The `metal` feature opts in to a device-resident output preference. The Metal
backend is macOS-only and is provided by the `signinum-jpeg-metal` and
`signinum-j2k-metal` adapter crates.

```toml
[dependencies]
statumen = { version = "0.2", features = ["metal"] }
```

```rust,ignore
use std::path::Path;
use statumen::{PlaneSelection, Slide, TileOutputPreference, TilePixels, TileRequest};

let slide = Slide::open(Path::new("sample.svs"))?;
let req = TileRequest {
    scene: 0,
    series: 0,
    level: 0,
    plane: PlaneSelection::default(),
    col: 0,
    row: 0,
};

// Prefer a Metal device-resident texture; falls back to CPU when unavailable.
let tile = slide.read_tile(&req, TileOutputPreference::metal())?;
match tile {
    TilePixels::Device(device_tile) => { /* sample on GPU */ }
    TilePixels::Cpu(cpu) => { /* fell back to CPU */ }
}
# Ok::<(), Box<dyn std::error::Error>>(())
```

## Supported Platforms

| Target                    | CPU pipeline | Metal feature |
|---------------------------|:------------:|:-------------:|
| `x86_64-unknown-linux-gnu`|||
| `x86_64-apple-darwin`     |||
| `aarch64-apple-darwin`    |||
| `x86_64-pc-windows-msvc`  |||

## Minimum Supported Rust Version (MSRV)

This crate targets the latest stable Rust toolchain. The current MSRV is
declared in `Cargo.toml` as `rust-version = "1.94"`. Bumping the MSRV is
treated as a minor-version change and is recorded in `CHANGELOG.md`.

## Performance

CPU JPEG tile batches route through Signinum's scoped batch decoder by default
when the jobs share the same TIFF/DICOM color transform and exact decoded tile
dimensions. Mixed or irregular JPEG jobs fall back to the conservative
per-tile path with the same output behavior.
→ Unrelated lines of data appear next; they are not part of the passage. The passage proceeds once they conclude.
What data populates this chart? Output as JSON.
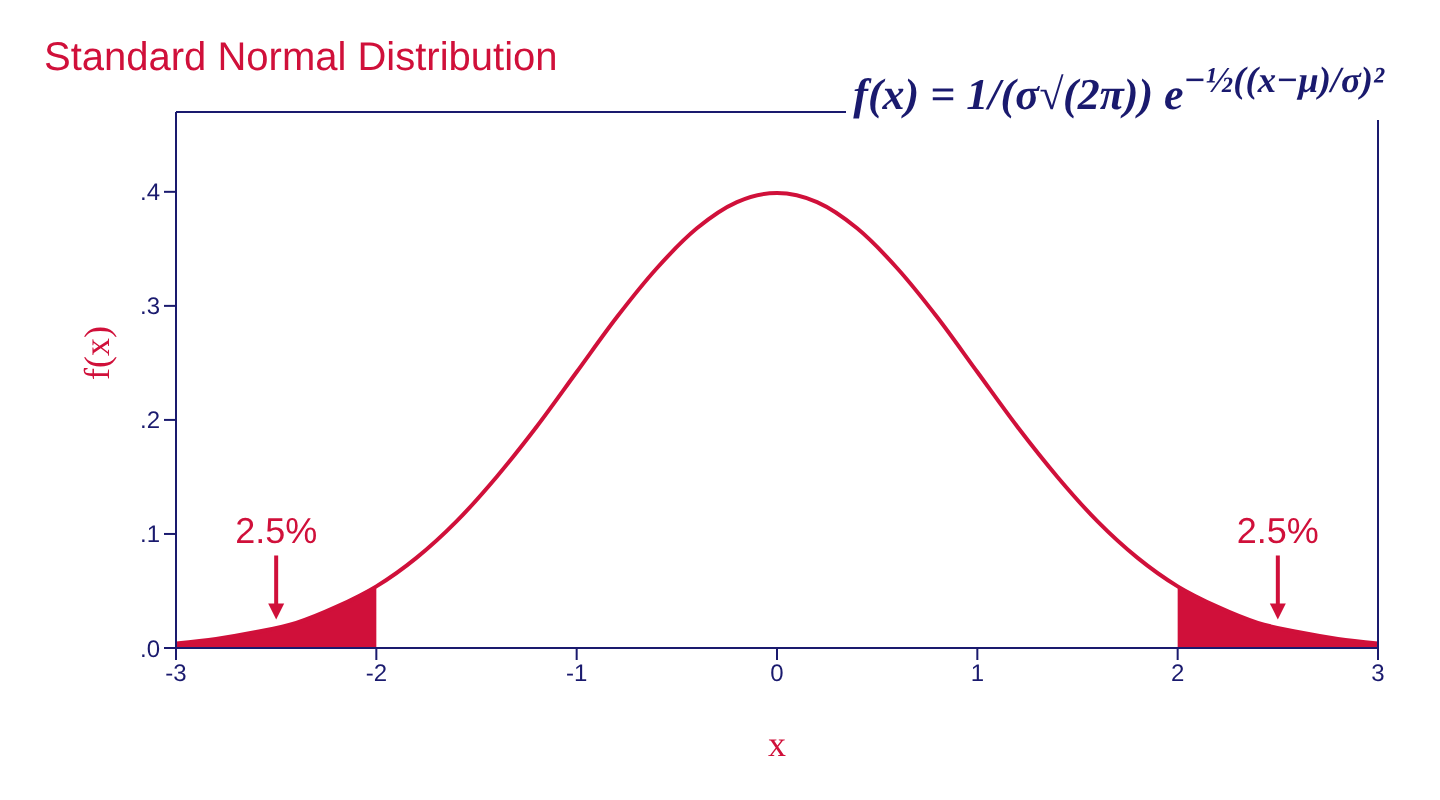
{
  "chart_data": {
    "type": "line",
    "title": "Standard Normal Distribution",
    "xlabel": "x",
    "ylabel": "f(x)",
    "annotations": [
      "f(x) = 1/(σ√(2π)) e$^{−½((x−μ)/σ)²}$",
      {
        "text": "2.5%",
        "x": -2.5,
        "y": 0.025
      },
      {
        "text": "2.5%",
        "x": 2.5,
        "y": 0.025
      }
    ],
    "series": [
      {
        "color": "#d0103a",
        "x": [
          -3,
          -2.8,
          -2.6,
          -2.4,
          -2.2,
          -2,
          -1.8,
          -1.6,
          -1.4,
          -1.2,
          -1,
          -0.8,
          -0.6,
          -0.4,
          -0.2,
          0,
          0.2,
          0.4,
          0.6,
          0.8,
          1,
          1.2,
          1.4,
          1.6,
          1.8,
          2,
          2.2,
          2.4,
          2.6,
          2.8,
          3
        ],
        "values": [
          0.004,
          0.008,
          0.014,
          0.022,
          0.036,
          0.054,
          0.079,
          0.111,
          0.15,
          0.194,
          0.242,
          0.29,
          0.333,
          0.368,
          0.391,
          0.399,
          0.391,
          0.368,
          0.333,
          0.29,
          0.242,
          0.194,
          0.15,
          0.111,
          0.079,
          0.054,
          0.036,
          0.022,
          0.014,
          0.008,
          0.004
        ]
      },
      {
        "type": "area",
        "color": "#d0103a",
        "x": [
          -3,
          -2.8,
          -2.6,
          -2.4,
          -2.2,
          -2
        ],
        "values": [
          0.004,
          0.008,
          0.014,
          0.022,
          0.036,
          0.054
        ]
      },
      {
        "type": "area",
        "color": "#d0103a",
        "x": [
          2,
          2.2,
          2.4,
          2.6,
          2.8,
          3
        ],
        "values": [
          0.054,
          0.036,
          0.022,
          0.014,
          0.008,
          0.004
        ]
      }
    ],
    "xlim": [
      -3,
      3
    ],
    "xticks": [
      -3,
      -2,
      -1,
      0,
      1,
      2,
      3
    ],
    "ylim": [
      0,
      0.47
    ],
    "yticks": [
      {
        "value": 0,
        "label": ".0"
      },
      {
        "value": 0.1,
        "label": ".1"
      },
      {
        "value": 0.2,
        "label": ".2"
      },
      {
        "value": 0.3,
        "label": ".3"
      },
      {
        "value": 0.4,
        "label": ".4"
      }
    ],
    "marker": "none",
    "line_style": "solid"
  }
}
Optional Iris comparison is wired through `scripts/iris_bench.py` and the
existing `bench_driver` workloads. Iris consumes pre-encoded `.iris` slides, so
set `WSI_BENCH_INCLUDE_IRIS=1` plus either `WSI_IRIS_SLIDE_PATH=/path/file.iris`
for a single slide or `WSI_IRIS_SLIDE_DIR=/path/to/iris-slides` for a directory
containing `<source-stem>.iris` files. Set `WSI_BENCH_GATE_IRIS=1` only when
the run should fail if statumen is slower than Iris.

Phase reports and bench harness sources live under `benches/` and `scripts/`
in the project repository (excluded from the published tarball).

## Codec Library

All production JPEG and JPEG 2000 decode is delegated to the sibling
`signinum` repository. Cite signinum's JOSS paper for codec methods,
ROI / restart-marker APIs, batch decode, and decode-performance claims.

<!-- TBD: replace with JOSS-issued DOI after acceptance -->

For reader behavior, container parsing, and SlideViewer integration, cite this
workspace separately until a reader-specific artifact exists.

## Contributing

See [`CONTRIBUTING.md`](CONTRIBUTING.md) and our
[`CODE_OF_CONDUCT.md`](CODE_OF_CONDUCT.md). The change log lives in
[`CHANGELOG.md`](CHANGELOG.md).

## License

Apache-2.0. See [`LICENSE`](LICENSE) and the sibling signinum repo for codec
implementation details and its own license metadata.